Worst Companies At Protecting User Privacy: Skype, Verizon, Yahoo
First time accepted submitter SmartAboutThings writes "Apple and Microsoft are one of the worst companies at protecting our privacy, according to EFF's privacy report. Dropbox, Twitter and Sonic have some of the best scores." "Sonic" is California ISP Sonic.net, which tops the field with the EFF's only 4-star rating. Of ISPs with national presence, ATT and Comcast come in with a single star apiece, and Verizon gets a goose egg.
Nice to know that among the 1 ISP option you have, they have a 0-star rating in keeping information private. I'm not sure what anyone is supposed to do with this information.
Apple and Microsoft are one company now? What will they call it? Applesoft? Microple?
What a fool believes, he sees, no wise man has the power to reason away.
The EFF did nothing at all to consider privacy in general, and in particular with regards to businesses and other private entities. The chart is only about how the companies are interacting with governmental bodies (e.g. Congress, law enforcement). Facebook is widely regarded as being horrible when it comes to privacy, but it's because they keep abusing their access to everyone's information by sharing it with third-parties, using it to follow them around the Internet, and failing to follow the settings the user has indicated.

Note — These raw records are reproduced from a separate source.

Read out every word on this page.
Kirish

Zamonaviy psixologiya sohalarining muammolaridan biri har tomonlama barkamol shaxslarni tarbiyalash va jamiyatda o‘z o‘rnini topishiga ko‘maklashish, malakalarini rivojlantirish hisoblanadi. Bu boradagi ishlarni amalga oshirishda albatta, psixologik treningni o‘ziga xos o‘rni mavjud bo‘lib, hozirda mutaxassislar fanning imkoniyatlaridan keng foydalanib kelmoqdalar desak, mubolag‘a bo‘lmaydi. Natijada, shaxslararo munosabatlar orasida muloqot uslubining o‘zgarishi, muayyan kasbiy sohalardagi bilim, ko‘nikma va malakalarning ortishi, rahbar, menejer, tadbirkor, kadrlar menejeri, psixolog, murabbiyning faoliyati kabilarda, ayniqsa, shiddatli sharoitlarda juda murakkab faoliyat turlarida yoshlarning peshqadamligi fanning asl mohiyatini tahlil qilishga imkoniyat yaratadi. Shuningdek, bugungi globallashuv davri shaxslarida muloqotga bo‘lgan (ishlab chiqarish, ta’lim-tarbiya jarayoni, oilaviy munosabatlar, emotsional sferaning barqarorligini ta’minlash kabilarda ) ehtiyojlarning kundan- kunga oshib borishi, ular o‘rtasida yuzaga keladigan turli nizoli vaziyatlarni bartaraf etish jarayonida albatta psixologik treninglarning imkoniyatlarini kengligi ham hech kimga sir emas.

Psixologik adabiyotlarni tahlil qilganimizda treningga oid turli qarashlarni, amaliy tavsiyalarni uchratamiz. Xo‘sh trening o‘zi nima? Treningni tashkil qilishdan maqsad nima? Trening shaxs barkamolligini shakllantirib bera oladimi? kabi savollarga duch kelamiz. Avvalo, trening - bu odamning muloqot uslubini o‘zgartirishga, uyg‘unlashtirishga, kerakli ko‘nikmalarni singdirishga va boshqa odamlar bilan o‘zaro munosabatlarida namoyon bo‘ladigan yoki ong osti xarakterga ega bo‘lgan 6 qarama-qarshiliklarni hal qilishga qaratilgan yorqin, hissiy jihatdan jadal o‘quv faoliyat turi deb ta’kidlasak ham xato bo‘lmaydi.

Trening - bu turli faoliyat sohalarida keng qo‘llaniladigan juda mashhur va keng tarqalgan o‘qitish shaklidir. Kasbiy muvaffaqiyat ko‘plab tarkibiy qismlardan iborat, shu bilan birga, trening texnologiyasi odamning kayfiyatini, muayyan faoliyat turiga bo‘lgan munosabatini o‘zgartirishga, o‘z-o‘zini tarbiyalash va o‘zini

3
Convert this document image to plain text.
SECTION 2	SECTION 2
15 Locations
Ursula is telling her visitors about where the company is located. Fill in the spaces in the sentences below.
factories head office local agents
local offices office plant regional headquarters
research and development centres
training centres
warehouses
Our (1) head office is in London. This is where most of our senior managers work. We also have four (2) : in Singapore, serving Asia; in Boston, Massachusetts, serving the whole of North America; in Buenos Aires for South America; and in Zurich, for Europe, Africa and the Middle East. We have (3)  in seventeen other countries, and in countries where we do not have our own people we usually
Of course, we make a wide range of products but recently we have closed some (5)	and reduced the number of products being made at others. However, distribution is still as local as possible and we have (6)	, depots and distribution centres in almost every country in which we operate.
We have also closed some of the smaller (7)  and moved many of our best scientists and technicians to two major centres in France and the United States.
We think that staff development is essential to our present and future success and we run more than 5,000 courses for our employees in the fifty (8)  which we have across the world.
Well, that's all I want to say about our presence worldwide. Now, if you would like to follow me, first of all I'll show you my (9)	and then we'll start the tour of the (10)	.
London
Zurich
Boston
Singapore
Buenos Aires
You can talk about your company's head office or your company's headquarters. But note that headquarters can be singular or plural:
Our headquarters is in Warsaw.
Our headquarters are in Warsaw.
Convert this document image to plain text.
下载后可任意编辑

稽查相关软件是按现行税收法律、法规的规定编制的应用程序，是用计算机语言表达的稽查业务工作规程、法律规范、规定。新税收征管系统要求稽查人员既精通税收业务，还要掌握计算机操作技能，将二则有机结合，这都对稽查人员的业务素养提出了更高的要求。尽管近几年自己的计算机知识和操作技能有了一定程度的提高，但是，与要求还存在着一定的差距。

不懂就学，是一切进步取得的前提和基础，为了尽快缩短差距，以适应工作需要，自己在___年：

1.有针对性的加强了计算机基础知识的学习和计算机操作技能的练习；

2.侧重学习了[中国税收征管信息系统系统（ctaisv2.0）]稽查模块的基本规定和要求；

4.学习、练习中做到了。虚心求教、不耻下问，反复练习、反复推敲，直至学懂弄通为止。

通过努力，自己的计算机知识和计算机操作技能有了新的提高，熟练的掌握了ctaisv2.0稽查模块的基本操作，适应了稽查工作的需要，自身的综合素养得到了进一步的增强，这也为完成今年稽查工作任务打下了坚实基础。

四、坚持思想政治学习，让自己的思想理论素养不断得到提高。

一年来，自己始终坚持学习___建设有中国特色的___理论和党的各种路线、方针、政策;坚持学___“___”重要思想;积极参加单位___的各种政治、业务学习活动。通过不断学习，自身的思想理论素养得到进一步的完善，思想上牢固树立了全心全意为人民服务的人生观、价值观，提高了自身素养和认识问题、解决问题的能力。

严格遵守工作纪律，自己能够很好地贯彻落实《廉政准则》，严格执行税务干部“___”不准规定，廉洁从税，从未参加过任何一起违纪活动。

Even companies that have been more benign have problems. Dropbox, for instance, had a notable bug earlier this year or late last where anyone could access anyone else's account. Their employees also have access to everyone's data and can read it at any time unless you encrypt it yourself. Where is the consideration for those sorts of factors?
I'm far more concerned with companies sharing my information for profit than I am with companies sharing my information with the government. You can support privacy laws in Washington all you want, but when the rubber hits the road if you're selling me out for a quick buck, I don't want to be providing you with my information.
Criteria #1 and #2 are important to everyone because of the very thing you mentioned in the statement. People wrongly suspected of ties to terrorist groups or what the US government considers terrorist groups. I for one am appalled that the government can keep a blanket request for data secret (without a warrant... thanks PATRIOT Act!) and not only that, keep what you're being investigated of secret... They can demand your papers and documents but not tell you why? How is that not a violation of the Constitution? This isn't a Democrat/Republican problem... this is a GOVERNMENT problem. Our problem is the morons want the government to coddle them and keep them from going hungry on one end, yet turn a blind eye when the government invades their privacy and tells them what they can and cannot drink or eat.. (Bloomberg... you cheese-eating fuck-monkey, I'm looking at you.) And god forbid you criticize the government or president. You're a dirty terrorist if you think the government sucks. Yeah, right. Call me a terrorist then, you cocksucking asshats.
I'm getting increasingly frustrated with the entire process. Fuck 'em.
It's the Stay-Puft Marshmallow Man.
Skype probably has a backdoor to allow governments to listen in, although the code is heavily obfuscated to try to prevent people from finding out the details via reverse engineering.